Le gouvernement a actuellement des réflexions qui auront des impacts majeurs sur le réseau de l’enseignement supérieur : la question du passeport vaccinal sur les campus.

Bien que le gouvernement soit probablement fort bien au fait des questions de santé publique liées à cette mesure, force est de constater que les consultations des réseaux collégial et universitaire ont été grandement sous-estimées ; seuls les établissements, par leurs représentants, et une partie du personnel, par leur centrale syndicale, ont pu se prononcer sur la question.

Dans une commission parlementaire traitant des « travailleurs », il est curieux de constater que la population étudiante a été le sujet principal de discussion des parlementaires et des intervenants de l’enseignement supérieur. Le tout, sans avoir invité aucun groupe représentant les étudiants. Double standard, peut-être ?

Le fait est que le gouvernement ne peut pas prendre une décision qui fait le tour des deux côtés de la médaille sans consulter le cœur même de l’enseignement supérieur québécois : la population étudiante.

Ça fait un an et demi que la population étudiante jongle avec une foule de défis de nature pédagogique. Ce qu’il faut comprendre, c’est le fardeau additionnel qu’apporterait le passeport vaccinal sur les campus. Imaginons le scénario où la vaccination obligatoire touche l’ensemble des personnes fréquentant le campus. Tout d’abord, on ne peut brimer l’accès à l’enseignement d’une partie de la population étudiante ; il faut se rappeler que la session est déjà commencée. Il faut alors trouver un moyen de poursuivre l’enseignement de tous.

Le moyen concret de garantir la poursuite des études des non-vaccinés est alors la formation à distance. La solution : l’enseignement « comodal », où une partie du groupe est en classe et l’autre est à distance. C’est un mode d’enseignement qui répond à certains enjeux sanitaires, mais la question se pose à savoir si les enjeux pédagogiques en valent la chandelle.

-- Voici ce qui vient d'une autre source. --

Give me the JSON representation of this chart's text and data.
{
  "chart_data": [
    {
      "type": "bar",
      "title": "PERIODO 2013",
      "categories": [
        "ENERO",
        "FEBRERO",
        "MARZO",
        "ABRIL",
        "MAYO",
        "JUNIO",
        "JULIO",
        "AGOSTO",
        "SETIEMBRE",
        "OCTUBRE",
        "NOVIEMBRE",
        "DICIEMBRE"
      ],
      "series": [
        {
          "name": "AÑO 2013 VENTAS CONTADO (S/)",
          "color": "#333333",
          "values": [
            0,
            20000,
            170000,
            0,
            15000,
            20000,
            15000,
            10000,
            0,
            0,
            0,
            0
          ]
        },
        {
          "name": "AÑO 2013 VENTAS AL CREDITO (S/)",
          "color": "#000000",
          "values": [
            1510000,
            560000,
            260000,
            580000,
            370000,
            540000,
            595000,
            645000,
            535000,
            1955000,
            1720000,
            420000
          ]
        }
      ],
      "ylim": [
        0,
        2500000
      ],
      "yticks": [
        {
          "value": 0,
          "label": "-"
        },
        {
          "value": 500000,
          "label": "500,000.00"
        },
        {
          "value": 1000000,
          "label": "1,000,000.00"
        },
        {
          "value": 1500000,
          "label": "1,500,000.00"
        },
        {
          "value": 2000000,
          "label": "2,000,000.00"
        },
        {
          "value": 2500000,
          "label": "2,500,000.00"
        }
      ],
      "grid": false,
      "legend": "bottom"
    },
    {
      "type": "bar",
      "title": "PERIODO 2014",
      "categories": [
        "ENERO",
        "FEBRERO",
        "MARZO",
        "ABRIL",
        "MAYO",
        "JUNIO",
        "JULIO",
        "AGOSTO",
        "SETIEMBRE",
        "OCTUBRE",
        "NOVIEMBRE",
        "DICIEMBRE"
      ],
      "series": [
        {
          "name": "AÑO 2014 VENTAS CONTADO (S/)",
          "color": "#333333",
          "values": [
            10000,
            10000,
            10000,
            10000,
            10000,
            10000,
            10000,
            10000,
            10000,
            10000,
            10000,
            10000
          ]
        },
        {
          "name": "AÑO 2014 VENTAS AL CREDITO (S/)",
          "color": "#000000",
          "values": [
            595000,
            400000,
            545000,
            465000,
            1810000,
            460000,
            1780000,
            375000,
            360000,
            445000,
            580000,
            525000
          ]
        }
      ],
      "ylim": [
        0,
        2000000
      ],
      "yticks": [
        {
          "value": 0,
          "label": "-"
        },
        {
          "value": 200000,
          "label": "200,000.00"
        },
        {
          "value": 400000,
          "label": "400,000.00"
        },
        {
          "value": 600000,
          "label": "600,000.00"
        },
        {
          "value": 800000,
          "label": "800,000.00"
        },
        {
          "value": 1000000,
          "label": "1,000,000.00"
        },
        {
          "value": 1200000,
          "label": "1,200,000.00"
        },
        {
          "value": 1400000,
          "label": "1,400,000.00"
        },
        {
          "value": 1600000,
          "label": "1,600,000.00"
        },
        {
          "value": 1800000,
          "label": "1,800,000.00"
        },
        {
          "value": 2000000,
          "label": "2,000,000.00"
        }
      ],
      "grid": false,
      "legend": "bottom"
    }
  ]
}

En « comodal », il faut que toute personne, sur place ou à distance, soit en mesure de participer et d’interagir activement en classe. On parle alors de classes, partout au Québec, équipées de micro, de haut-parleurs, de caméras et d’ordinateurs puissants, puisque l’étudiant à distance doit être en mesure, au même titre que l’étudiant en classe, d’entendre les interventions de ses camarades et de l’enseignant. Précision additionnelle : il faut que l’ensemble des classes d’un établissement puissent tenir une visioconférence de façon simultanée. Imaginez alors la connexion internet nécessaire pour cela.

L’enjeu naît alors du fait que les fonds ne sont pas disponibles afin que chaque établissement se dote de ce matériel, et que le temps nécessaire à l’implantation du « comodal » serait probablement plus long que la quatrième vague elle-même.

On doit aussi se rappeler que la session est déjà commencée et que les modalités d’enseignement – les méthodes pédagogiques – et les modalités d’évaluation sont déjà bien établies. Se lancer dans une formule d’enseignement jamais largement utilisée au Québec viendrait fragiliser l’efficacité de ces méthodes par une nécessité d’adaptation et de réflexion sur ce qui est meilleur pour la population étudiante.

Finalement, quoi faire des étudiants internationaux là-dedans ? La question des vaccins non reconnus et l’accessibilité à la vaccination, qui est tout sauf équitable dans le monde, soulèvent également des enjeux pour l’étudiant qui arrive au pays, habite sur un campus et n’est pas vacciné, malgré sa volonté de l’être.

Le passeport vaccinal pourrait répondre à des questions très importantes concernant la situation épidémiologique et la santé publique. Toutefois, une question demeure : est-ce que l’implantation d’un tel passeport serait accompagnée de mesures permettant d’atténuer les enjeux pédagogiques qui naissent d’une telle décision ?

L’implantation d’un passeport vaccinal sans mesures additionnelles afin de garantir la réussite verrait naître, au final, un fiasco pédagogique majeur.